Amsterdam: it's one of Europe's most-visited cities, famous worldwide for its canals, bicycles and beautiful buildings. However, from today, travellers planning to visit to the city will need to budget for an increased tourism tax.
All visitors to Amsterdam now need to pay a tourism tax of €3 (Dh12) per person, per night. The tax applies to visitors staying in any type of accommodation including hotels, Airbnbs, guesthouses and canal boats.
Travellers staying in campsites will pay €1 (Dh4) per person, per night.
The new tax is added on top of the existing 7 per cent tax that the City of Amsterdam already collects from tourists, making tourism taxes in the city one of Europe's highest. Amsterdam is also one of the continent's busiest in terms of visitor numbers. The city welcomed nearly 20 million visitors last year, and the number continues to increase.
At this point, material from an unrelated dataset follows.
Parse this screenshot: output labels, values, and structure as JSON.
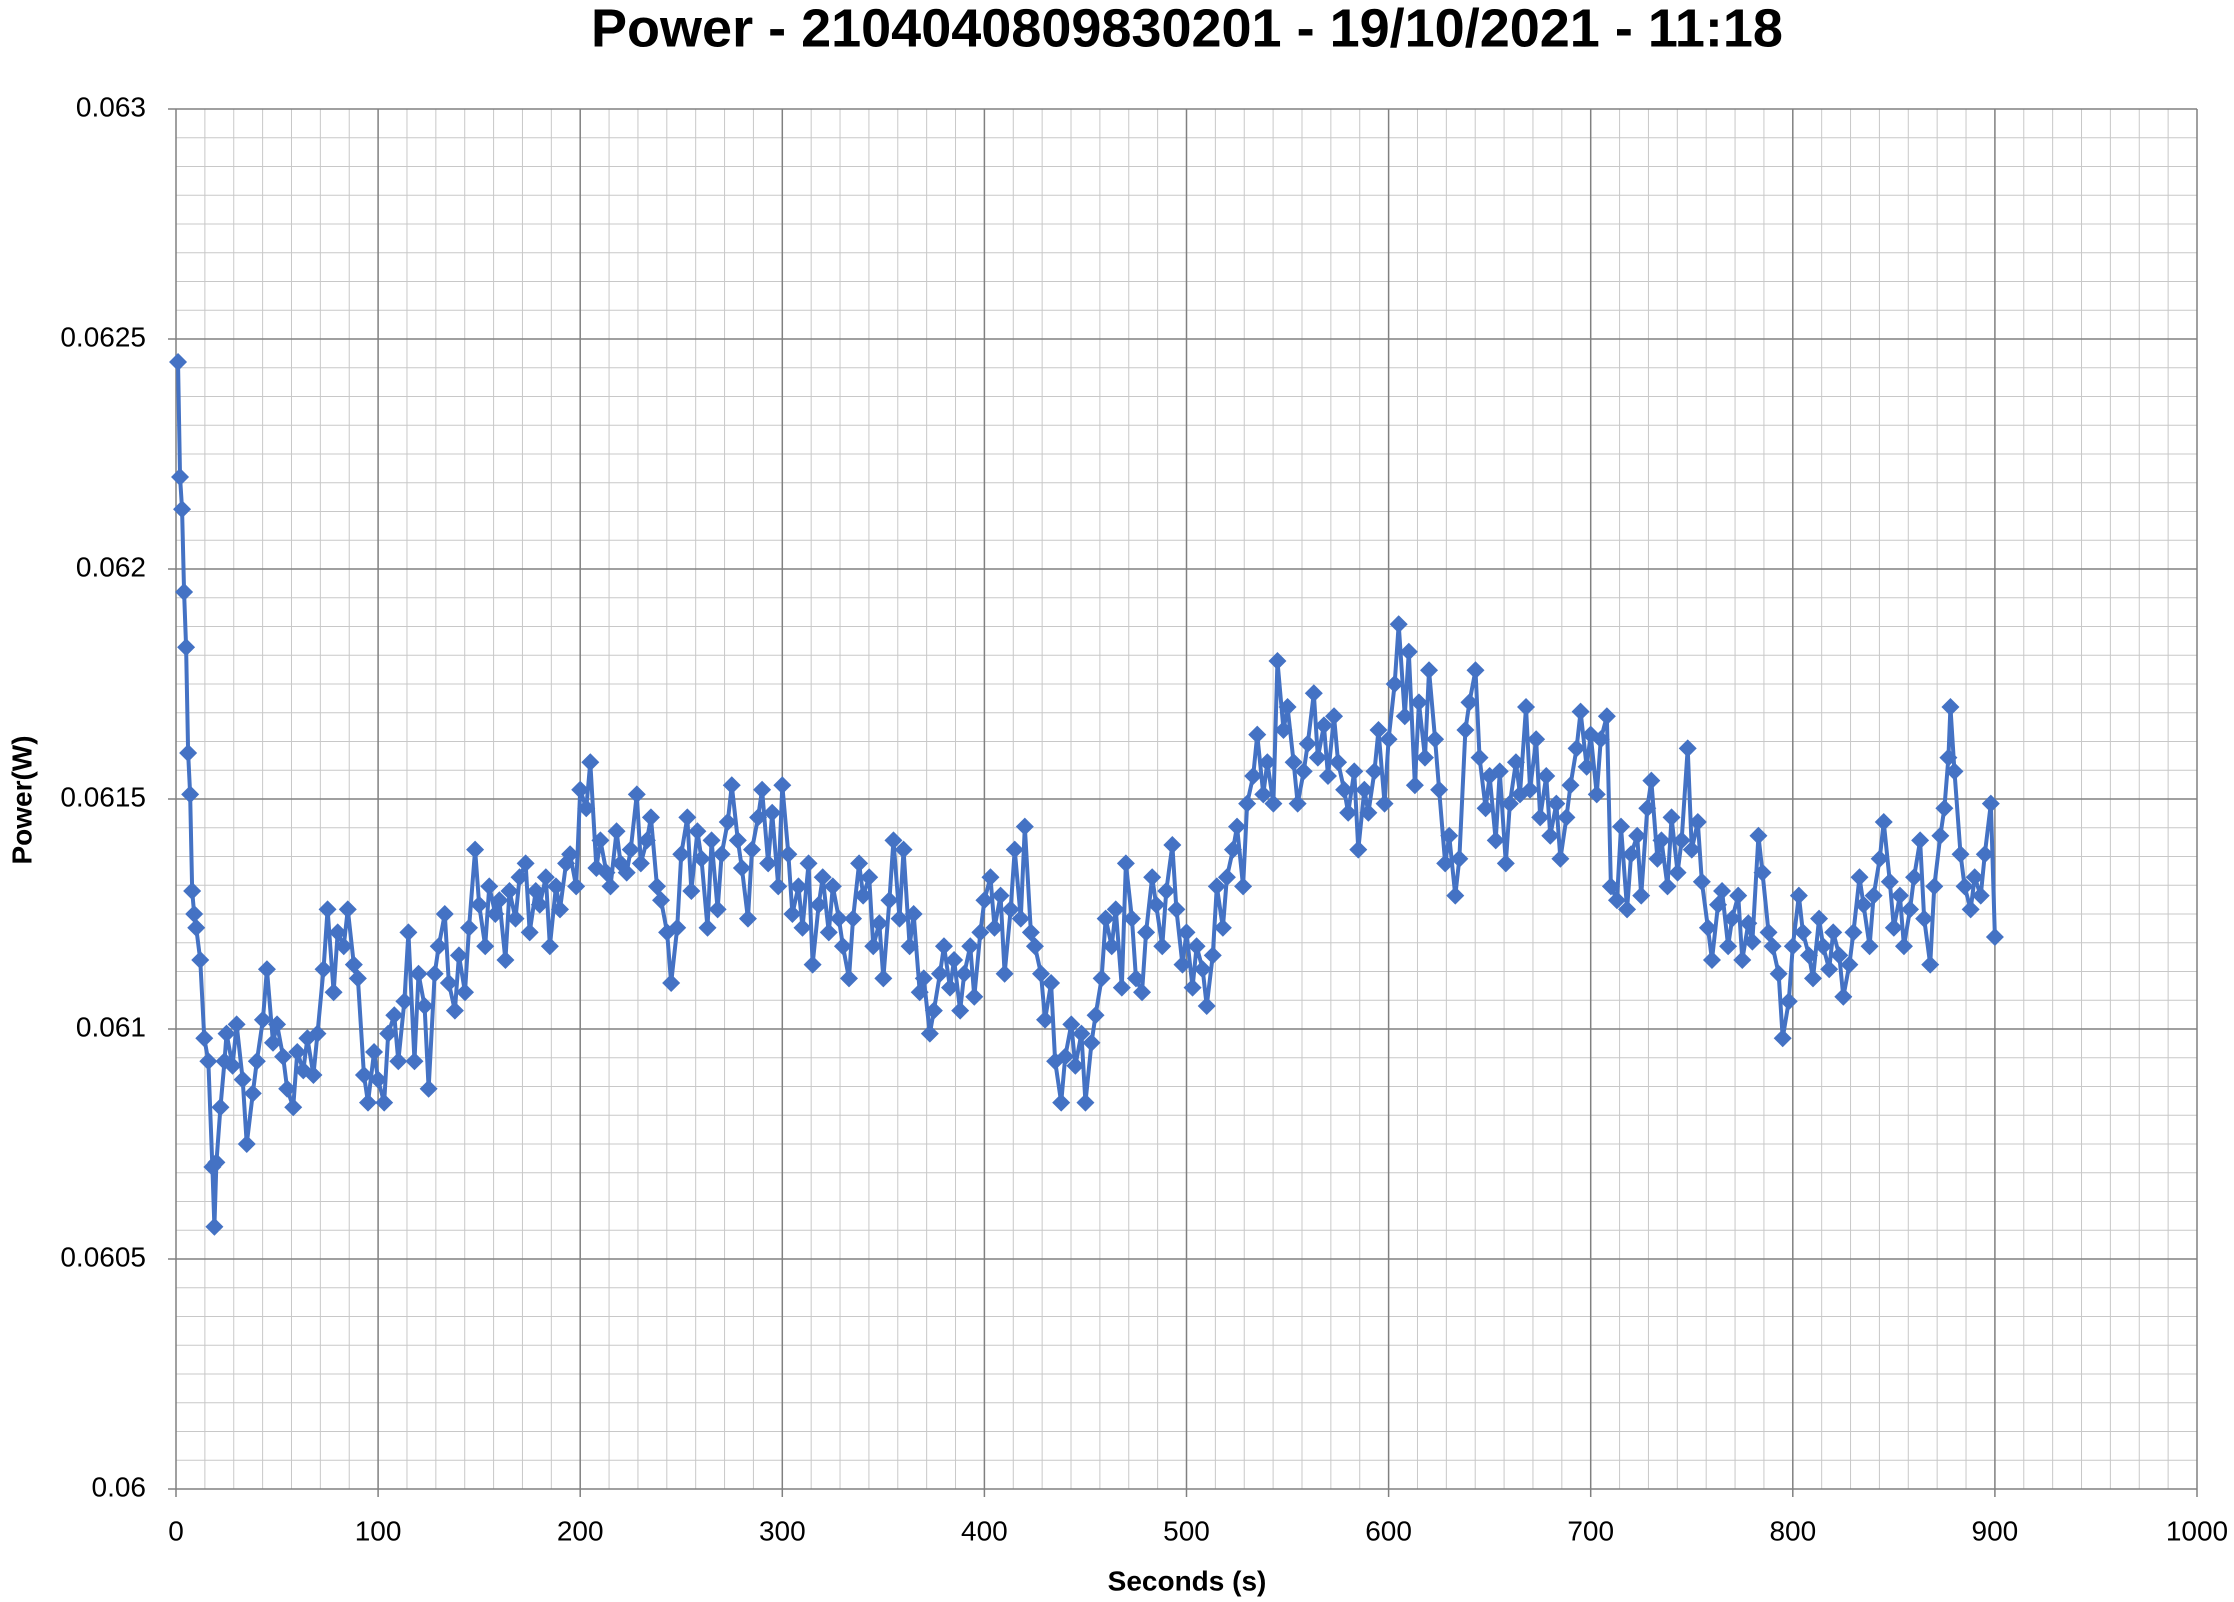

Overtourism has become a serious problem in the Dutch city, which is home to only 850,000 inhabitants. Officials are introducing various methods to try to limit overtourism problems. Tourism campaigns in the country will no longer actively promote Amsterdam and instead will focus on directing travellers to other Dutch destinations such as Rotterdam and Utrecht.
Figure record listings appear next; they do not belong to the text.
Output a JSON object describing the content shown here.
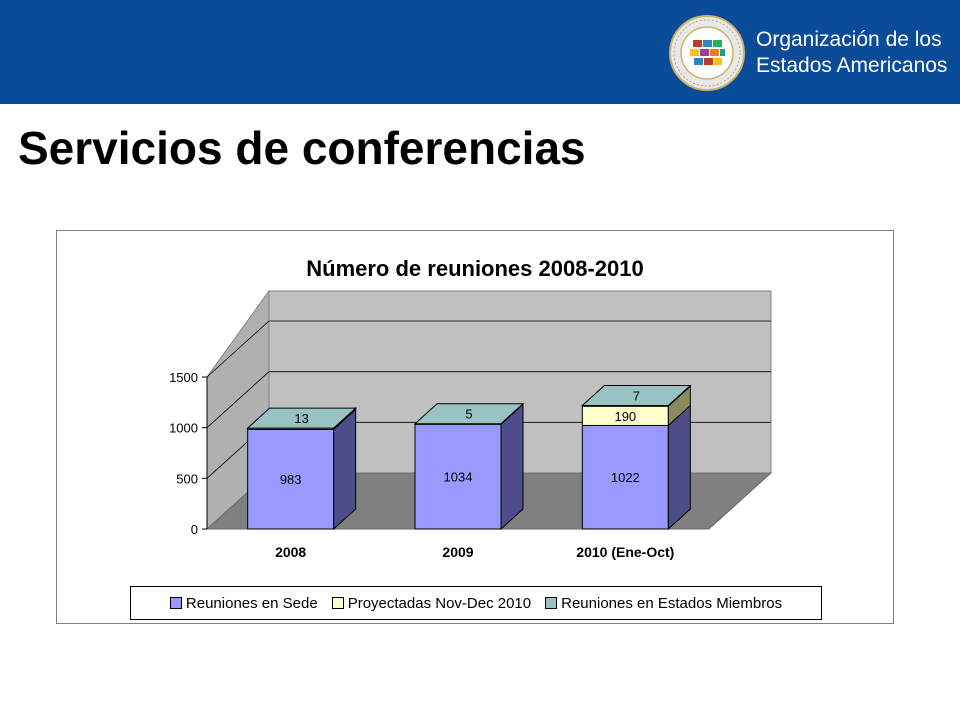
{
  "header": {
    "org_name_line1": "Organización de los",
    "org_name_line2": "Estados Americanos",
    "brand_color": "#0b4c9a"
  },
  "slide": {
    "title": "Servicios de conferencias"
  },
  "chart_data": {
    "type": "bar",
    "stacked": true,
    "three_d": true,
    "title": "Número de reuniones 2008-2010",
    "xlabel": "",
    "ylabel": "",
    "categories": [
      "2008",
      "2009",
      "2010 (Ene-Oct)"
    ],
    "ylim": [
      0,
      1500
    ],
    "yticks": [
      0,
      500,
      1000,
      1500
    ],
    "grid": true,
    "legend_position": "bottom",
    "series": [
      {
        "name": "Reuniones en Sede",
        "values": [
          983,
          1034,
          1022
        ],
        "color": "#9999ff",
        "dark": "#4d4d8a"
      },
      {
        "name": "Proyectadas Nov-Dec 2010",
        "values": [
          null,
          null,
          190
        ],
        "color": "#ffffcc",
        "dark": "#8a8a5c"
      },
      {
        "name": "Reuniones en Estados Miembros",
        "values": [
          13,
          5,
          7
        ],
        "color": "#99c2c2",
        "dark": "#5e7f7f"
      }
    ]
  }
}
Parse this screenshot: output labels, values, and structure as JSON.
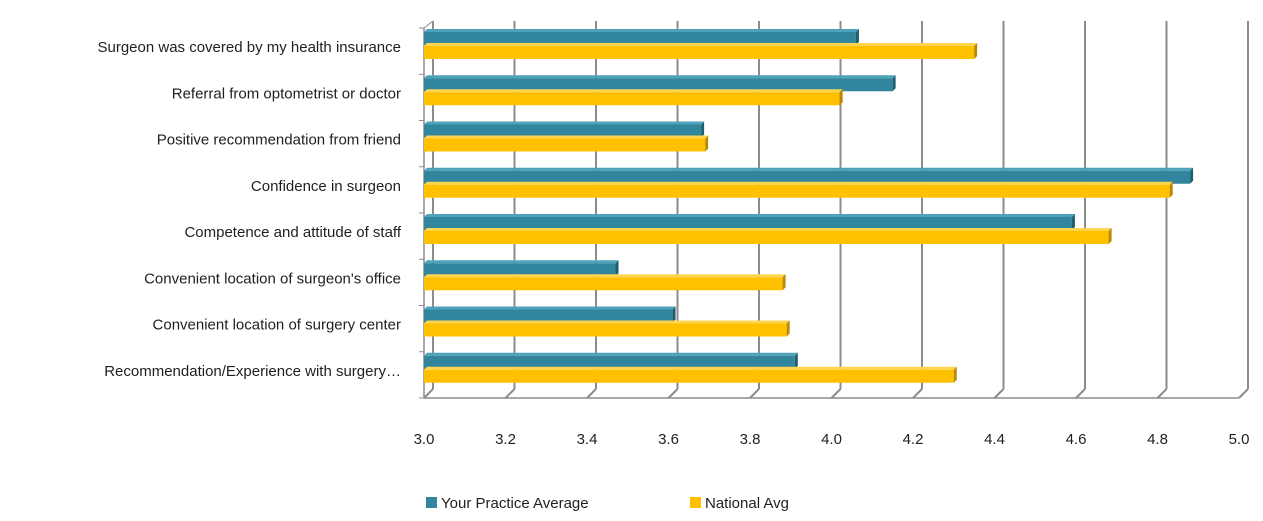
{
  "chart_data": {
    "type": "bar",
    "orientation": "horizontal",
    "categories": [
      "Surgeon was covered by my health insurance",
      "Referral from optometrist or doctor",
      "Positive recommendation from friend",
      "Confidence in surgeon",
      "Competence and attitude of staff",
      "Convenient location of surgeon's office",
      "Convenient location of surgery center",
      "Recommendation/Experience with surgery…"
    ],
    "series": [
      {
        "name": "Your Practice Average",
        "color": "#31859c",
        "values": [
          4.06,
          4.15,
          3.68,
          4.88,
          4.59,
          3.47,
          3.61,
          3.91
        ]
      },
      {
        "name": "National Avg",
        "color": "#ffc000",
        "values": [
          4.35,
          4.02,
          3.69,
          4.83,
          4.68,
          3.88,
          3.89,
          4.3
        ]
      }
    ],
    "xlim": [
      3.0,
      5.0
    ],
    "xticks": [
      "3.0",
      "3.2",
      "3.4",
      "3.6",
      "3.8",
      "4.0",
      "4.2",
      "4.4",
      "4.6",
      "4.8",
      "5.0"
    ],
    "grid": true,
    "legend_position": "bottom"
  }
}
Combating overtourism with tax
Amsterdam isn't the only place planning to manage overtourism by adding taxes to visits.
As the number of global travellers continues to rise – with an estimated 1.4 billion international tourism arrivals in 2019 – levies are seen as a way to ease the effects of overtourism.
In Italy, Venice will introduce a day tourism tax of €10 (Dh41) starting in July. The city sees a huge number of day-trip visitors thanks to its prominence on large cruise-liner itineraries. Overnight visitors already pay a tourism tax, but city officials hope taxing day-trippers will help towards combating problems arising from overtourism.
Turkey is also planning to introduce a tourism tax later this year. Set to be collected from April 1, it will be set at 1 per cent of travellers' hotel charges.